4. aftabzz - 16 August 2008

very impressive , delicate picture of world around..:)i would like to read it again

5. Baraka - 16 August 2008

Salaams dear Anna,

Johnathon and ABD have pointed out two of the paragraphs I found most striking in their imagery, but what drew me into the piece was the tension of seeking community, finding oneself connecting in unexpected and possibly uncomfortable ways, and yet continuing to try.

A lovely piece, as always.

Warmly,
Baraka

6. argentyne - 19 August 2008

Masha’allah as always. Wassalam.

7. A Sunni Muslim - 6 September 2008

Women around me are crying, their hands cupped in prayer. They make dua facing the tomb. I try not to hear. What practice is this? My understanding of what is right cannot be reconciled with what I see. There is no God but Allah, I say to myself. Next to me, Lale is watching.

I am at a loss. Shall I tell the girls that praying to saints is shirk? Should I ignore the practice?

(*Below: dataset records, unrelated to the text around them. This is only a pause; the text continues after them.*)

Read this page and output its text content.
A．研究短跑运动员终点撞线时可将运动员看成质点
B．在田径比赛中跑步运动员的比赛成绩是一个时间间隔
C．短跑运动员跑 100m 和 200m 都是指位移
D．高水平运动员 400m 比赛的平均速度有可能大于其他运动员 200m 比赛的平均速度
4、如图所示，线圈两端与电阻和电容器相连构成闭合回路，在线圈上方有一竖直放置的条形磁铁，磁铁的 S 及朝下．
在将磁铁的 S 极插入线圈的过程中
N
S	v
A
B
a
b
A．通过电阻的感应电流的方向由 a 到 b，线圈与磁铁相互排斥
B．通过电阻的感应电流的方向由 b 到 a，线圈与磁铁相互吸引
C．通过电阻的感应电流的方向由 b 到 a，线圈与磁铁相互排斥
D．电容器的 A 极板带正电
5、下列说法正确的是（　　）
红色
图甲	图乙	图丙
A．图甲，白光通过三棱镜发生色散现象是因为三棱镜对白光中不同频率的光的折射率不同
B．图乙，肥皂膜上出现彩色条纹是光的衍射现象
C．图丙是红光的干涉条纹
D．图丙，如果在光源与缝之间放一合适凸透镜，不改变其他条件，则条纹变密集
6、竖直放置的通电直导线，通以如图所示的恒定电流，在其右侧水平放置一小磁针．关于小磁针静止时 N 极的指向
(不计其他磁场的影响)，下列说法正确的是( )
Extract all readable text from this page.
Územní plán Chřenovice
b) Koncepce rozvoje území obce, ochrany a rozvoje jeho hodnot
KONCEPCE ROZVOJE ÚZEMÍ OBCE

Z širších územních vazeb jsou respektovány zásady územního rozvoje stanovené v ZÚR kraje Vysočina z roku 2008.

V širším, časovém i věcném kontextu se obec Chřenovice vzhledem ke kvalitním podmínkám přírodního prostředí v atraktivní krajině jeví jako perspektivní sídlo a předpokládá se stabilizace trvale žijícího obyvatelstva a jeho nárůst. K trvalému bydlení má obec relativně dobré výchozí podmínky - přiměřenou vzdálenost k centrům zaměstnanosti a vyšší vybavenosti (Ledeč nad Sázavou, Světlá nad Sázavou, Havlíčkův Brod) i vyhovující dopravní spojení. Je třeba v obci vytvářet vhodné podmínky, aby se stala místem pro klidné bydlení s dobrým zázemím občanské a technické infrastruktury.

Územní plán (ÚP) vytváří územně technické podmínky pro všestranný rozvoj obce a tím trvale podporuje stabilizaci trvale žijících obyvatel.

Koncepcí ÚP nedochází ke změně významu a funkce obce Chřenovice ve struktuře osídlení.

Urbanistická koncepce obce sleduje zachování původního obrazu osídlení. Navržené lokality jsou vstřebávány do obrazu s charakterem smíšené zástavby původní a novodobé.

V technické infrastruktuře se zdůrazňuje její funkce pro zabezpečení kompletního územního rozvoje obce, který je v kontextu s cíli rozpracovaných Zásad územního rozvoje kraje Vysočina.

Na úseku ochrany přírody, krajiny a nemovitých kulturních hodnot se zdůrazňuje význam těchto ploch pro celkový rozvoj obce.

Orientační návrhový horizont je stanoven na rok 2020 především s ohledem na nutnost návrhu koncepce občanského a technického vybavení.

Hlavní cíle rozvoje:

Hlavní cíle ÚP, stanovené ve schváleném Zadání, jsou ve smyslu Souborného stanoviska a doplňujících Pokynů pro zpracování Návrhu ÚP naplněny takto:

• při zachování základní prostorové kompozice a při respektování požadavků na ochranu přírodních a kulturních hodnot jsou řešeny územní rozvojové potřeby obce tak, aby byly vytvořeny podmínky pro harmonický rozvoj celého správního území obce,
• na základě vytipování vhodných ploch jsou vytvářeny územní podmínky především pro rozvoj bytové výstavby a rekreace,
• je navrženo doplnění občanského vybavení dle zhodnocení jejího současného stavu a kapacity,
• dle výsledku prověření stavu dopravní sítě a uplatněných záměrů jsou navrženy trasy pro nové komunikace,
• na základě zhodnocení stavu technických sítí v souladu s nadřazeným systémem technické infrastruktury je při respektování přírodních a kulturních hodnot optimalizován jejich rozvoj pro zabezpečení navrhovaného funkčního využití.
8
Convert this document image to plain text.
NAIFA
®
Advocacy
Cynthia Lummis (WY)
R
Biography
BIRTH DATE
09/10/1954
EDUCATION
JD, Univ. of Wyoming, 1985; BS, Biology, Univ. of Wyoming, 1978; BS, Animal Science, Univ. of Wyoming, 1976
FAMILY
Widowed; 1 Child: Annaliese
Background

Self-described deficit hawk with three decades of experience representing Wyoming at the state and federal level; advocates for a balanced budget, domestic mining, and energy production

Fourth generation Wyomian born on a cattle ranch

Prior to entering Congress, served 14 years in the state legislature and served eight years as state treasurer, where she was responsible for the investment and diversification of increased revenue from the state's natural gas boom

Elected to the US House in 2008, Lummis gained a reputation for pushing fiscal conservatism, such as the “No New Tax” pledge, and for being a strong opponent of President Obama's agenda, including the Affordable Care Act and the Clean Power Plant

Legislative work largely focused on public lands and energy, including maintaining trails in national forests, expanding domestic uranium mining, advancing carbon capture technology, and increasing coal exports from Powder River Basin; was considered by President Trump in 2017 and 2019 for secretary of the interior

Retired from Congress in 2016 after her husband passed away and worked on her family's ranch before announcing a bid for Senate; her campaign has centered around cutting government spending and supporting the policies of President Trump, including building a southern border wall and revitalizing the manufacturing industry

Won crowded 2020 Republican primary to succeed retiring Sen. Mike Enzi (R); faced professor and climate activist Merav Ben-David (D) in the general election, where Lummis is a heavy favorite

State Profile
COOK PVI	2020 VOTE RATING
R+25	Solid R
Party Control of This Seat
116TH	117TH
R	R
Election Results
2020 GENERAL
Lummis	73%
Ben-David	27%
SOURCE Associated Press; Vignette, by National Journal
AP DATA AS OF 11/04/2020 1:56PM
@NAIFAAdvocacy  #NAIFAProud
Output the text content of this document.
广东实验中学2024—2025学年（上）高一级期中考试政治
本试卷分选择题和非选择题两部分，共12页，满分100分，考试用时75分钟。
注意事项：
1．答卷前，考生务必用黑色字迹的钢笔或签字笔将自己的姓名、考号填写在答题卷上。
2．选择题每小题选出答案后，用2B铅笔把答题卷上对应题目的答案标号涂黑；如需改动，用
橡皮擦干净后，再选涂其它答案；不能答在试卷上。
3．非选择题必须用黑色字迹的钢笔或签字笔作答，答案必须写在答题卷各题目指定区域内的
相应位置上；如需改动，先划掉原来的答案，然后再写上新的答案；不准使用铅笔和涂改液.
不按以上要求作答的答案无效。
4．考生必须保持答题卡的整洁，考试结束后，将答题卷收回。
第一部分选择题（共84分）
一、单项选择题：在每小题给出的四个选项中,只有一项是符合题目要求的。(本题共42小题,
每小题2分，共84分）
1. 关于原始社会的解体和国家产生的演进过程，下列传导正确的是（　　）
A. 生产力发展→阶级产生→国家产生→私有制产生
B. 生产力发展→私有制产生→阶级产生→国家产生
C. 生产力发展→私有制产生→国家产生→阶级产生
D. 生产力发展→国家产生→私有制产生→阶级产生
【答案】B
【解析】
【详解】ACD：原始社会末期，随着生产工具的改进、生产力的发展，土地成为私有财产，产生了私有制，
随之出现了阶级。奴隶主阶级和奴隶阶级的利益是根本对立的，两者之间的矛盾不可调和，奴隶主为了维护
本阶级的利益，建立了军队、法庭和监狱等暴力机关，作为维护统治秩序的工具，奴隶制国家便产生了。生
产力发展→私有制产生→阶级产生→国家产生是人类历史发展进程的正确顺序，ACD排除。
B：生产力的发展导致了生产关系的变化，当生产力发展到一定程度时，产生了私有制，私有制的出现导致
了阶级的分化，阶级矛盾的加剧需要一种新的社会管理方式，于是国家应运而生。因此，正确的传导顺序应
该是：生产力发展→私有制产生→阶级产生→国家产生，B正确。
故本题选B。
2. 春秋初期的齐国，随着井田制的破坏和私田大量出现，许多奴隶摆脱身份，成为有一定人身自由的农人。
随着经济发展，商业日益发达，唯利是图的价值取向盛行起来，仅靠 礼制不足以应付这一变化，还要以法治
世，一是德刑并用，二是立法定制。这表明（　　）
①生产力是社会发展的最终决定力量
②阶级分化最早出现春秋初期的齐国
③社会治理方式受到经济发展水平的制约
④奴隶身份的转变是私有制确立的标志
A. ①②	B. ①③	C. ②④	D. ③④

Shall I give in and raise my hands, as if to make dua?

(I don’t understand?) What is wrong with that?
A Sunni Muslim

and to pray fatiha in public is beautiful
Try it, say Fatiha, raise your hands and pray with those around you.

8. ABD - 7 September 2008

i wonder whether in the scene described the women with cupped hands in prayer are praying to the deceased or praying to Allah for the deceased.

as a matter of experience, i do know that reciting the fatiha for the benefit of the deceased is a common practice.